Ganz entscheidend aber dürfte eine weitere Zusage der Ministerin sein: Wichtige Beschlüsse im Nationalparkrat sollen künftig nur dann gefasst werden, „wenn eine Mehrheit der Kommunen sowie der Landesvertreter im Rat zustimmt“. Konkret heißt das: Die Kommunen können im weiteren Entscheidungsprozess nicht einfach von den Vertretern des Landes überstimmt werden. Vor allem Landrat Klaus Michael Rückert verweist auf die Bedeutung dieser Zusage. Damit werde gesichert, dass die Anliegen der Kommunen nicht ins Hintertreffen geraten. Die Rede Walkers erhält warmen Beifall.

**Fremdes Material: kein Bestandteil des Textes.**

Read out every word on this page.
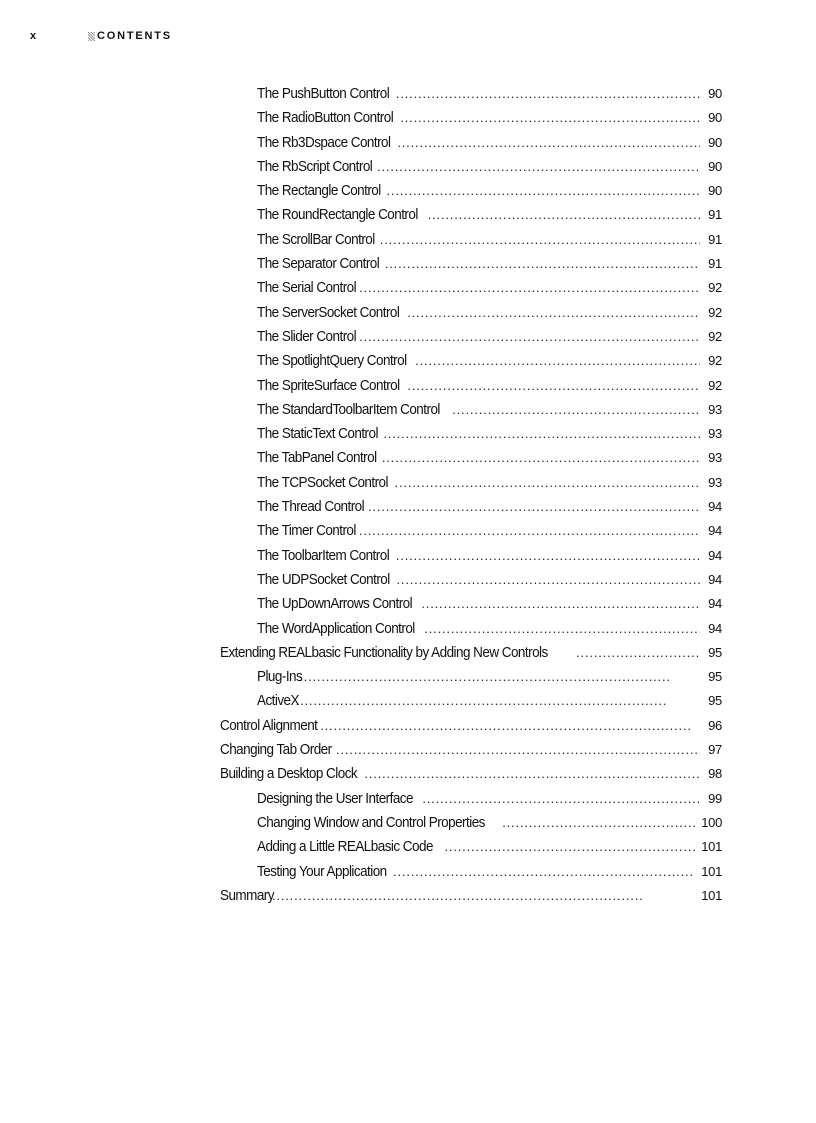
x	CONTENTS
The PushButton Control . . .	90
The RadioButton Control . . .	90
The Rb3Dspace Control . . .	90
The RbScript Control . . .	90
The Rectangle Control . . .	90
The RoundRectangle Control . . .	91
The ScrollBar Control . . .	91
The Separator Control . . .	91
The Serial Control . . .	92
The ServerSocket Control . . .	92
The Slider Control . . .	92
The SpotlightQuery Control . . .	92
The SpriteSurface Control . . .	92
The StandardToolbarItem Control . . .	93
The StaticText Control . . .	93
The TabPanel Control . . .	93
The TCPSocket Control . . .	93
The Thread Control . . .	94
The Timer Control . . .	94
The ToolbarItem Control . . .	94
The UDPSocket Control . . .	94
The UpDownArrows Control . . .	94
The WordApplication Control . . .	94
Extending REALbasic Functionality by Adding New Controls . . .	95
Plug-Ins . . .	95
ActiveX . . .	95
Control Alignment . . .	96
Changing Tab Order . . .	97
Building a Desktop Clock . . .	98
Designing the User Interface . . .	99
Changing Window and Control Properties . . .	100
Adding a Little REALbasic Code . . .	101
Testing Your Application . . .	101
Summary . . .	101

„Bitte nehmen Sie sich Zeit!“

Es ist immer wieder die gleiche Kritik, die seit Monaten aus einzelnen Kreisen der Anwohner zu hören ist. „Lösen wir doch erst die bisherigen Probleme, bevor wir an die Erweiterung denken“, meint eine Kritikerin. Der Borkenkäfer etwa habe sich im bisherigen Park „explosionsartig vermehrt“. Ein Kritiker bemängelt, die Zusage der Wegenutzung von lediglich zehn Jahren sei „gerade lächerlich“, der Nationalpark bestehe schließlich „für die Ewigkeit“.

Es ist nicht zuletzt der Zeitdruck, der bei dieser Veranstaltung auf Widerspruch stößt. Dass die Erweiterung kommt, „das ist keine Frage“, meint etwa Robert Stiebler, Bürgermeister in Forbach. „Doch warum diese Eile?“ Es bestehe nach wie vor großer Gesprächsbedarf. Eindringlich mahnt der Bürgermeister: „Bitte nehmen Sie sich Zeit! Der Nationalpark läuft nicht weg.“ Stiebler erhält großen Beifall.